# 91 Sentra 4dr E - A/C Compressor



## SpongeBob-RC (May 9, 2003)

Hello all, 

When I bought my car, there was no belt around the A/C compressor, and the owner said it had been removed because it was making a noise. Firestone said it would cost $1500 to fix because it needed a new A/C 'system'. 

Last Saturday, I put a belt on it. The pulley turns fine, the clutch kicked on and off with no problems. It did not blow cold air, so it needs a charge. Today, when I started up my car, the A/C pulley is making a grinding sound. It is really bad at first, then seems to fade somewhat. I know it is the A/C because nothing has changed since Saturday, in fact the car was not started after the belt was installed. 

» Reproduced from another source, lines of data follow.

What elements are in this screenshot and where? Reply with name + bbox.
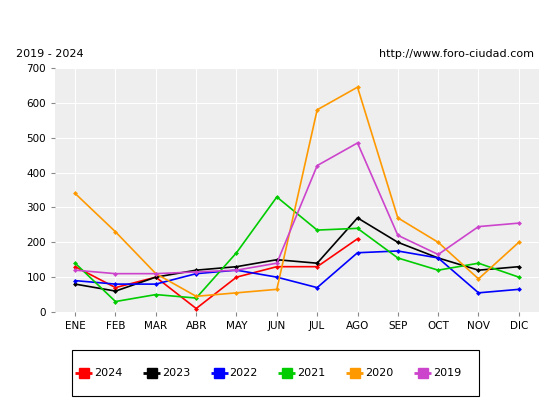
Text: http://www.foro-ciudad.com: http://www.foro-ciudad.com xyxy=(379,49,534,59)
Text: 2021: 2021 xyxy=(298,368,326,378)
Text: 2023: 2023 xyxy=(162,368,190,378)
Text: 2019 - 2024: 2019 - 2024 xyxy=(16,49,84,59)
Text: 2019: 2019 xyxy=(433,368,461,378)
Text: 2020: 2020 xyxy=(365,368,393,378)
Text: 2022: 2022 xyxy=(229,368,258,378)
Text: 2024: 2024 xyxy=(94,368,122,378)
Text: Evolucion Nº Turistas Nacionales en el municipio de Casares de las Hurdes: Evolucion Nº Turistas Nacionales en el m… xyxy=(26,14,524,28)
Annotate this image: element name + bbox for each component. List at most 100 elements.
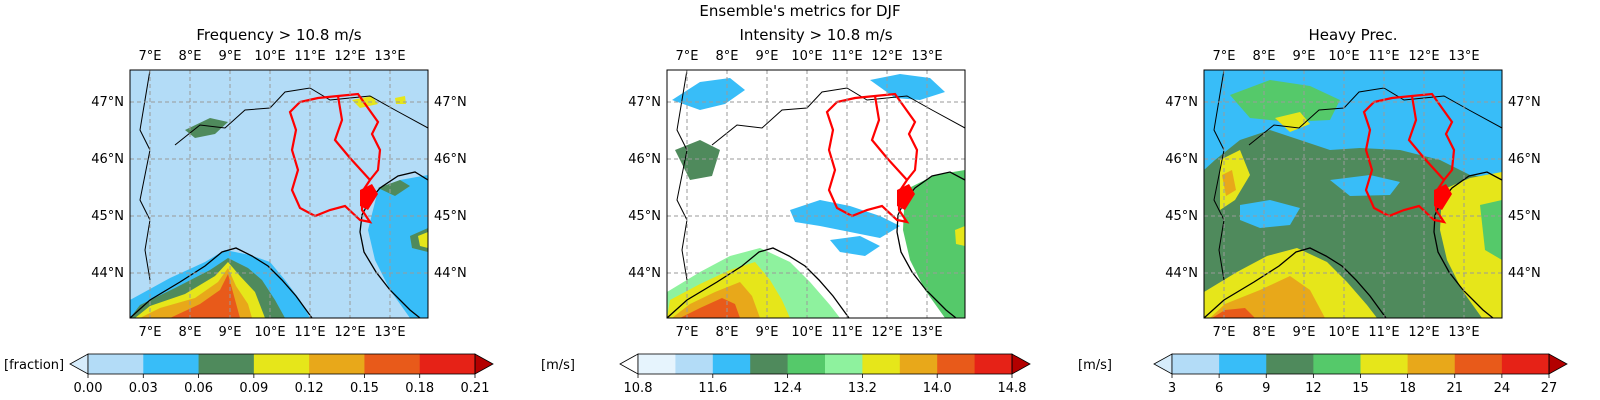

So the $64,000 question is this: Is my A/C compressor bad, or should a charge fix this grinding sound? Is there some oil of some sort that I can lube the pulley with? (Not the belt part of course)

Thanks in advance,
RC
(in Houston, where I NEED A/C!


----------



## 2SR20DE (May 17, 2003)

First of all... bend over for $1500, what the heck is that? I have never heard of a ac system that cost's more than 650-700max. That's for the compressor, dryer, refrigerant/oil, and installation. Second of all, If it does cost 1500, you may as well spend the 1500 and buy another sentra e It sounds like you have more of a problem than just some lubricant, I would imagine that the belt was removed because they didn't want to replace the ac, and they didn't want the noise either.


----------